While most parents involved in separation or divorce do what they can to act in the best interests of their children, there are situations where a child is taken from their country without the consent of the other parent. Canada, which has adopted the Hague Convention’s Convention on the Civil Aspects of International Child Abduction can turn to it for guidance. But what about situations where both parents claim wrongful taking and retention of the child? That was the question recently before the Court of Appeal for Ontario.

The events leading to trial

The child was born in Toronto and was raised by both parents there until October 2018, when she was six-months-old. At this time the mother took the child to France. Four months later, in February 2019, the father traveled to France and brought the child back to Ontario. Each parent accused the other of wrongfully removing the child from either Canada or France.

The mother brought a Hague Convention application in Ontario (the Application), alleging the child was habitually resident in France when the father took her back to Canada. She asked for the court to return the child.

The application judge dismissed the mother’s application, finding the child was habitually resident in Canada up until the mother took her to France in October 2018.

What is the Habitual Residence of the child?

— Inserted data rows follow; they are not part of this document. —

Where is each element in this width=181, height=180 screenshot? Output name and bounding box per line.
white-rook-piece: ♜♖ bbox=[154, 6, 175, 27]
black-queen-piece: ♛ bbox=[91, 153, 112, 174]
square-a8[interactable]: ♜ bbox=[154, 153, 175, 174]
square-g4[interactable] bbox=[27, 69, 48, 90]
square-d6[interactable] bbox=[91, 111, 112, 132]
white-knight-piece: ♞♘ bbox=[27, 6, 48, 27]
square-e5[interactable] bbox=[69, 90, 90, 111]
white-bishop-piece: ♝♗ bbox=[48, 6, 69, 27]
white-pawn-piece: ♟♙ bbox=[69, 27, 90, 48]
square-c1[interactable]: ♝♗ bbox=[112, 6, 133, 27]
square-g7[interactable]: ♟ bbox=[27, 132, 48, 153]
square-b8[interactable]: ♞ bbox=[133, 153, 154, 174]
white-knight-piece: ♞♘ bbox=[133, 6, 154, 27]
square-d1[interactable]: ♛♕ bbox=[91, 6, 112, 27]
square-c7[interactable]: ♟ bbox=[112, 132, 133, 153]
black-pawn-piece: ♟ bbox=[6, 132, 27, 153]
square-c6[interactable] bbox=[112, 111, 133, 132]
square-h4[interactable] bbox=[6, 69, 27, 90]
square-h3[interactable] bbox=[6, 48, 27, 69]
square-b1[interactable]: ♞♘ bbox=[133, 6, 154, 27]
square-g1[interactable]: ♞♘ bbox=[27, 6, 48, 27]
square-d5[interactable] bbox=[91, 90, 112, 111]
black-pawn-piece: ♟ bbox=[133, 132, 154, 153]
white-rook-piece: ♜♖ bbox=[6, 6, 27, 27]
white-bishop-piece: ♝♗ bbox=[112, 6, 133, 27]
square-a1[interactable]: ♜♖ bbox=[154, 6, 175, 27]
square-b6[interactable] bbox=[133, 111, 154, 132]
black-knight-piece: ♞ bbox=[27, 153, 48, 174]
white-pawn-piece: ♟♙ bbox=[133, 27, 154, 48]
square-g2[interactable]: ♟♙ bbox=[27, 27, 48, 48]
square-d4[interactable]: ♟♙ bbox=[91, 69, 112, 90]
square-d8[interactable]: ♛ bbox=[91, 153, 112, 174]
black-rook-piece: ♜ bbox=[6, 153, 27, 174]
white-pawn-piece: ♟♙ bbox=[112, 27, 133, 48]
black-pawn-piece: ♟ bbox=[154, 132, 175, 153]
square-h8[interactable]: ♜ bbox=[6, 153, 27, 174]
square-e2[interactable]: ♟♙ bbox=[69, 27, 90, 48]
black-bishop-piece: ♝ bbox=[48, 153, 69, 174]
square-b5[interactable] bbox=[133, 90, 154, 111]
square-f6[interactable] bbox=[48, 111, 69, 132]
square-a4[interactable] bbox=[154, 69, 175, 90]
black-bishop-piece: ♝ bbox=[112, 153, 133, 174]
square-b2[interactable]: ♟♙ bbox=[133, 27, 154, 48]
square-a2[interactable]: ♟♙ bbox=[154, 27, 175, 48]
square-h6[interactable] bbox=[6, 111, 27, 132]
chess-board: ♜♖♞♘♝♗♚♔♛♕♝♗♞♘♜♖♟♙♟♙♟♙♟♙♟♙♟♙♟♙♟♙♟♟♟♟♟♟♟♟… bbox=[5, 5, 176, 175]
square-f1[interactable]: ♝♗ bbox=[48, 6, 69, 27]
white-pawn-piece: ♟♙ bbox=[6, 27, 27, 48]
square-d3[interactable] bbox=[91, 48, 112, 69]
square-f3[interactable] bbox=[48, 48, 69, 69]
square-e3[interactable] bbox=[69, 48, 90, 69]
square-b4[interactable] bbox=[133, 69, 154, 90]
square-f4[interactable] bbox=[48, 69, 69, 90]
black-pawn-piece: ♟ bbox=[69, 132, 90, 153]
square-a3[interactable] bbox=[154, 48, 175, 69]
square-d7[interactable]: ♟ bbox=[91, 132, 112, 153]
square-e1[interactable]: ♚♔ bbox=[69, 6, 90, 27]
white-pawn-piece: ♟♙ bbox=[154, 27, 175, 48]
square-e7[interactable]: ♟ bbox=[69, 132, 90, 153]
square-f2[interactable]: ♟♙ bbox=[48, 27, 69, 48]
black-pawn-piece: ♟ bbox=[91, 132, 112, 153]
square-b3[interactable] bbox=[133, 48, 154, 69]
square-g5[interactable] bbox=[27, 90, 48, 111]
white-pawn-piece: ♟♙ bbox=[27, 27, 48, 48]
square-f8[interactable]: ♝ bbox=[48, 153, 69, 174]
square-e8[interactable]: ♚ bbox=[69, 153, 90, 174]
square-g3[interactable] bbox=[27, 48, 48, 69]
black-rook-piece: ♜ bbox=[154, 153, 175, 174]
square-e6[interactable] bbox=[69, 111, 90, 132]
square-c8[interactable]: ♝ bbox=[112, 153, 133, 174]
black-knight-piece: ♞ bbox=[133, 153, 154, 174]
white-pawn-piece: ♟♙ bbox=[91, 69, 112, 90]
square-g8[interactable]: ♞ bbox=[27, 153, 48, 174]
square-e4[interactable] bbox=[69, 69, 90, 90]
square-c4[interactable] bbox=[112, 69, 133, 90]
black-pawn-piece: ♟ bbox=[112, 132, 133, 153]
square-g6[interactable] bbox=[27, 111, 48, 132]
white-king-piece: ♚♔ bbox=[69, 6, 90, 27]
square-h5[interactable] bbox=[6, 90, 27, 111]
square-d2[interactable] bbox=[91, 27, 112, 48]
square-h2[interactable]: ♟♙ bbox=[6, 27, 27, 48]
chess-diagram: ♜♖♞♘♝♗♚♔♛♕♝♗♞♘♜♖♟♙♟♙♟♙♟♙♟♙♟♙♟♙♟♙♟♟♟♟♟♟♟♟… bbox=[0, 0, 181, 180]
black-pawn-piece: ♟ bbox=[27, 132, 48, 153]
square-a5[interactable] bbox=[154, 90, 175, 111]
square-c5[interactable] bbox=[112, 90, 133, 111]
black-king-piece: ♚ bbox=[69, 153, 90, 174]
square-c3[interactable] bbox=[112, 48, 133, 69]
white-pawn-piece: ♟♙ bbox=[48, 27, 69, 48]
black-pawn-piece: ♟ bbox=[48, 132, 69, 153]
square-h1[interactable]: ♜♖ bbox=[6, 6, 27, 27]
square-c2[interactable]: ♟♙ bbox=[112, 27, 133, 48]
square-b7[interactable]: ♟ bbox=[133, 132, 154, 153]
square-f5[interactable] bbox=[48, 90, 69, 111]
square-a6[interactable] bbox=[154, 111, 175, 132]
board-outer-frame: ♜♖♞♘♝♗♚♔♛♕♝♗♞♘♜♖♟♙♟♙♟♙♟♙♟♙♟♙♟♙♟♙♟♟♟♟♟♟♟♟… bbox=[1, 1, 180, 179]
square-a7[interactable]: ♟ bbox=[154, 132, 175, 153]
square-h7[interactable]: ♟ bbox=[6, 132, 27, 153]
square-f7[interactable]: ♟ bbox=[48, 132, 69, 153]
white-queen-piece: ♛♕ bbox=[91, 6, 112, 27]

The application judge made extensive findings of fact, which led them to determine that until October 28, 2018, her habitual residence was Canada. The application judge applied the hybrid approach to determining the answer to this, an approach set out by the Supreme Court of Canada, which examines a number of relative factors. We explained these factors in a previous blog post, explaining the approach’s consideration not only of the intention of the parents, but also the child’s links and circumstances to each country and the circumstances around their removal from it. These circumstances can include the “child’s nationality and ‘the duration, regularity, conditions, and reasons for the [child’s] stay,’ along with the circumstances of the parents and parental intention.”

After looking at the facts of the case, the court agreed with the application judge that the parents attempted to make a home in Canada, including applying for permanent residency. Up until she was removed from the country, the child’s life was in Canada. The mother’s decision to take the child to France for that four-month period did not negate the six months she spent living here. As a result of the child not legally being in France, her removal by the father was not seen as unlawful by the court.